I mean, if your greatest creation is something made in your own image, how does that demonstrate imagination?
I wonder what it means for exobiology, is this true only in Earth conditions or in general, i.e. can we expect life elsewhere to use the same 20 amino acids? Also, if not, how toxic/dangerous would that life be for humans?
About life in other planets, nobody knows, so it's guessing time:
The 20 amino acids are some of the ones that get formed spontaneously in the prebiotic conditions, so it's probably that they exist in other planets. In some proteins, the amino acids are modified after the protein is produced, so a few additional amino acids may be a nice feature. Some amino acids of the proteins are quite similar and perhaps we can live without them. So will independent life in other planets:
* use the same 20 amino acids: Probably no. Unofficially: No way.
* use the exactly 20 amino acids: Probably no. It's a hard question, there are some paper that try to justify the number 20 or a similar number, but I'm not convinced. I guess that something between 15 and 30 amino acids.
* Use some set of amino acid similar to our 20 amino acids: Probably. I guess yes.
* Use the same L variants as us, or use the specular D variants: Let's say 50%.
* Use proteins at all: Another hard guess, I'd say yes. Proteins are very versatile and easy to build in different configurations. It's hard to guess a replacement.
‘We discovered that there are purely chemical factors, based on higher polymerisation reactivity and fewer side reactions, that might have contributed to this selection process.’
Evolution can progress very rapidly, but the core machinery which drives life is very conservative.

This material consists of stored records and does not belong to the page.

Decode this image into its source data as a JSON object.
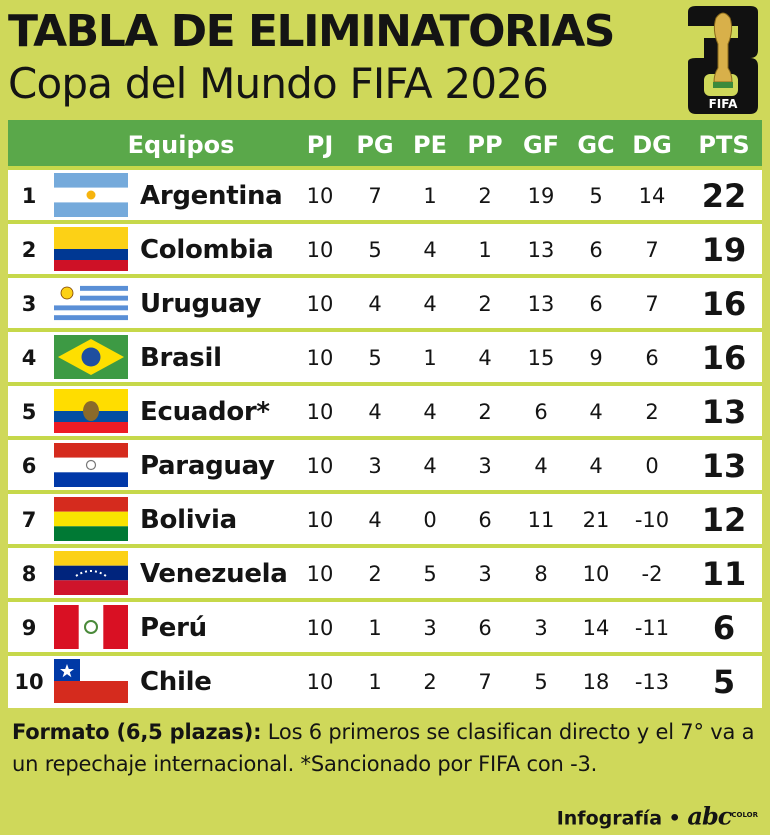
{
  "header": {
    "title_line1": "TABLA DE ELIMINATORIAS",
    "title_line2": "Copa del Mundo FIFA 2026",
    "logo_text": "FIFA"
  },
  "table": {
    "columns": [
      "",
      "Equipos",
      "PJ",
      "PG",
      "PE",
      "PP",
      "GF",
      "GC",
      "DG",
      "PTS"
    ],
    "rows": [
      {
        "pos": "1",
        "team": "Argentina",
        "flag": "argentina-flag-icon",
        "pj": "10",
        "pg": "7",
        "pe": "1",
        "pp": "2",
        "gf": "19",
        "gc": "5",
        "dg": "14",
        "pts": "22"
      },
      {
        "pos": "2",
        "team": "Colombia",
        "flag": "colombia-flag-icon",
        "pj": "10",
        "pg": "5",
        "pe": "4",
        "pp": "1",
        "gf": "13",
        "gc": "6",
        "dg": "7",
        "pts": "19"
      },
      {
        "pos": "3",
        "team": "Uruguay",
        "flag": "uruguay-flag-icon",
        "pj": "10",
        "pg": "4",
        "pe": "4",
        "pp": "2",
        "gf": "13",
        "gc": "6",
        "dg": "7",
        "pts": "16"
      },
      {
        "pos": "4",
        "team": "Brasil",
        "flag": "brasil-flag-icon",
        "pj": "10",
        "pg": "5",
        "pe": "1",
        "pp": "4",
        "gf": "15",
        "gc": "9",
        "dg": "6",
        "pts": "16"
      },
      {
        "pos": "5",
        "team": "Ecuador*",
        "flag": "ecuador-flag-icon",
        "pj": "10",
        "pg": "4",
        "pe": "4",
        "pp": "2",
        "gf": "6",
        "gc": "4",
        "dg": "2",
        "pts": "13"
      },
      {
        "pos": "6",
        "team": "Paraguay",
        "flag": "paraguay-flag-icon",
        "pj": "10",
        "pg": "3",
        "pe": "4",
        "pp": "3",
        "gf": "4",
        "gc": "4",
        "dg": "0",
        "pts": "13"
      },
      {
        "pos": "7",
        "team": "Bolivia",
        "flag": "bolivia-flag-icon",
        "pj": "10",
        "pg": "4",
        "pe": "0",
        "pp": "6",
        "gf": "11",
        "gc": "21",
        "dg": "-10",
        "pts": "12"
      },
      {
        "pos": "8",
        "team": "Venezuela",
        "flag": "venezuela-flag-icon",
        "pj": "10",
        "pg": "2",
        "pe": "5",
        "pp": "3",
        "gf": "8",
        "gc": "10",
        "dg": "-2",
        "pts": "11"
      },
      {
        "pos": "9",
        "team": "Perú",
        "flag": "peru-flag-icon",
        "pj": "10",
        "pg": "1",
        "pe": "3",
        "pp": "6",
        "gf": "3",
        "gc": "14",
        "dg": "-11",
        "pts": "6"
      },
      {
        "pos": "10",
        "team": "Chile",
        "flag": "chile-flag-icon",
        "pj": "10",
        "pg": "1",
        "pe": "2",
        "pp": "7",
        "gf": "5",
        "gc": "18",
        "dg": "-13",
        "pts": "5"
      }
    ]
  },
  "footer": {
    "note_bold": "Formato (6,5 plazas):",
    "note_text": " Los 6 primeros se clasifican directo y el 7° va a un repechaje internacional. *Sancionado por FIFA con -3.",
    "credit_label": "Infografía •",
    "credit_brand": "abc",
    "credit_brand_small": "COLOR"
  },
  "colors": {
    "background": "#cfd85a",
    "header_green": "#5aa84a",
    "row_white": "#ffffff"
  }
}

A good analogy would be to look at other codes. In the computer world, consider ASCII. Each number maps to control code, letter, number or symbol. This encoding is entrenched. Imagine how hard it would be to change a single letter of ASCII to mean something else. Most of the hardware and software on the planet would require updating. It's not just that interoperability is important. It's that every piece of software on a single computer system would require updating, in lockstep, to transition from the old to the new encoding. This would be an almost impossible feat.

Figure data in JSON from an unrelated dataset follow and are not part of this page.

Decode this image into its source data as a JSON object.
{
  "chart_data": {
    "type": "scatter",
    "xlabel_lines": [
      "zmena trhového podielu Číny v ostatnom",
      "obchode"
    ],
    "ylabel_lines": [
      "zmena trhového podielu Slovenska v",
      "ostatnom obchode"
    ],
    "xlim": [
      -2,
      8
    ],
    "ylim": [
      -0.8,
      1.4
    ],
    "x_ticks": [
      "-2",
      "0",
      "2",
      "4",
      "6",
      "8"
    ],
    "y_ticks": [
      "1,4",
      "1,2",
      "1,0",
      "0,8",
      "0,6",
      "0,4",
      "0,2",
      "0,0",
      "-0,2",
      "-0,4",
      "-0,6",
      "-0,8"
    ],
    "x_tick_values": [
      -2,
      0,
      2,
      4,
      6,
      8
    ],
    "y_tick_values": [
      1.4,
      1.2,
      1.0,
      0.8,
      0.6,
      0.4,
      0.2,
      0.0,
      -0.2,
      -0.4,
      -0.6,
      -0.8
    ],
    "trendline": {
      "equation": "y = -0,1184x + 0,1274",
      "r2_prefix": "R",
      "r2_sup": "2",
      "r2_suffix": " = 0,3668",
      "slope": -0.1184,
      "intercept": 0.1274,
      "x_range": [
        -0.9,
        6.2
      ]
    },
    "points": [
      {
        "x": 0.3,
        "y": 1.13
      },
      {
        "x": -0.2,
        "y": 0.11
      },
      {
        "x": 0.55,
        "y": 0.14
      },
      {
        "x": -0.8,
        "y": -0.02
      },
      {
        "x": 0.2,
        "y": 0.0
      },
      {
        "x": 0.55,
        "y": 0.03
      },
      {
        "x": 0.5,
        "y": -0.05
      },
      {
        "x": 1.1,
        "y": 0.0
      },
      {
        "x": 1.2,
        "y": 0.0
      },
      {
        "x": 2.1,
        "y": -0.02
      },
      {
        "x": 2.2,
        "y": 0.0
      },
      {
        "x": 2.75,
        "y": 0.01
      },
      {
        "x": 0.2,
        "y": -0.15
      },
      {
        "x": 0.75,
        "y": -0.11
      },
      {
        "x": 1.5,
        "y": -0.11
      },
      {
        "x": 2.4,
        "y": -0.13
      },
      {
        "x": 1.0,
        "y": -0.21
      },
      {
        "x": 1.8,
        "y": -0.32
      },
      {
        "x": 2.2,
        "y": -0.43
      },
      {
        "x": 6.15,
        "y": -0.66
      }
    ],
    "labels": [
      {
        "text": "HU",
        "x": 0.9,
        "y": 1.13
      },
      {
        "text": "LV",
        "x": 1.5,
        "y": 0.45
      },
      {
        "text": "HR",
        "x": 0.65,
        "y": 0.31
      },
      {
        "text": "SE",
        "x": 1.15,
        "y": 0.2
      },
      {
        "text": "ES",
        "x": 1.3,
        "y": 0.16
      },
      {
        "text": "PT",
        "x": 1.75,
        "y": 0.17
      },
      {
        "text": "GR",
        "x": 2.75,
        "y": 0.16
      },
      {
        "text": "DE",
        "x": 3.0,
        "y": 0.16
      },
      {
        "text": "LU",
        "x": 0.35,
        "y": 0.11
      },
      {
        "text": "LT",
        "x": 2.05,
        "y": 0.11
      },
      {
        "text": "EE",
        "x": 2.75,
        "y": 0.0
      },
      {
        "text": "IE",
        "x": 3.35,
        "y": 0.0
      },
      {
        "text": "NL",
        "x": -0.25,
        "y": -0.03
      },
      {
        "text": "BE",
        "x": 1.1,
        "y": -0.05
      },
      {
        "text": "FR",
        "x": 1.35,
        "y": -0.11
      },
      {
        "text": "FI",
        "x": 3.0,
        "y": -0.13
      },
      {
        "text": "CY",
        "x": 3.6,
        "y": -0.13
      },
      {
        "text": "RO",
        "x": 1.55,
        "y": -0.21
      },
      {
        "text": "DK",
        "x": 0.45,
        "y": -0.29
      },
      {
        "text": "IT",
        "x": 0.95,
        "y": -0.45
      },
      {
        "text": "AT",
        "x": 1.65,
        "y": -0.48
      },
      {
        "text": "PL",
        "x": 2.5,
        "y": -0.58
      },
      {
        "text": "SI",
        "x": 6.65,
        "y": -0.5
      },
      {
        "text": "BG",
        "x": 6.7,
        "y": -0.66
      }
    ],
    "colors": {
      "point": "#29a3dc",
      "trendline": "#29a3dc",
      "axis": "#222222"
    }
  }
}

The same constraint applies to DNA encoding of protein (and other) sequences. There are multiple pieces of the machinery which would require changing in synchrony for the result to work and result in a viable living organism. A triplet coding system change would require almost all instances of that coding triplet changing to retain existing structure and function in every protein using it, new enzymes to synthesise the new amino acid and tRNA, along with all of the associated regulatory and control systems. Only at that point could you start using the new amino acid triplet sequence in a new or modified protein. Evolution works by single small changes and natural selection. Making several big changes is extraordinarily unlikely.
It's easier to make such a fundamental change in simpler organisms where the scope of the change is limited. And this is likely why the small number of variations we see in genetic encodings are both in the lowest forms of life, and are largely superficial. The current encoding is entrenched as a result.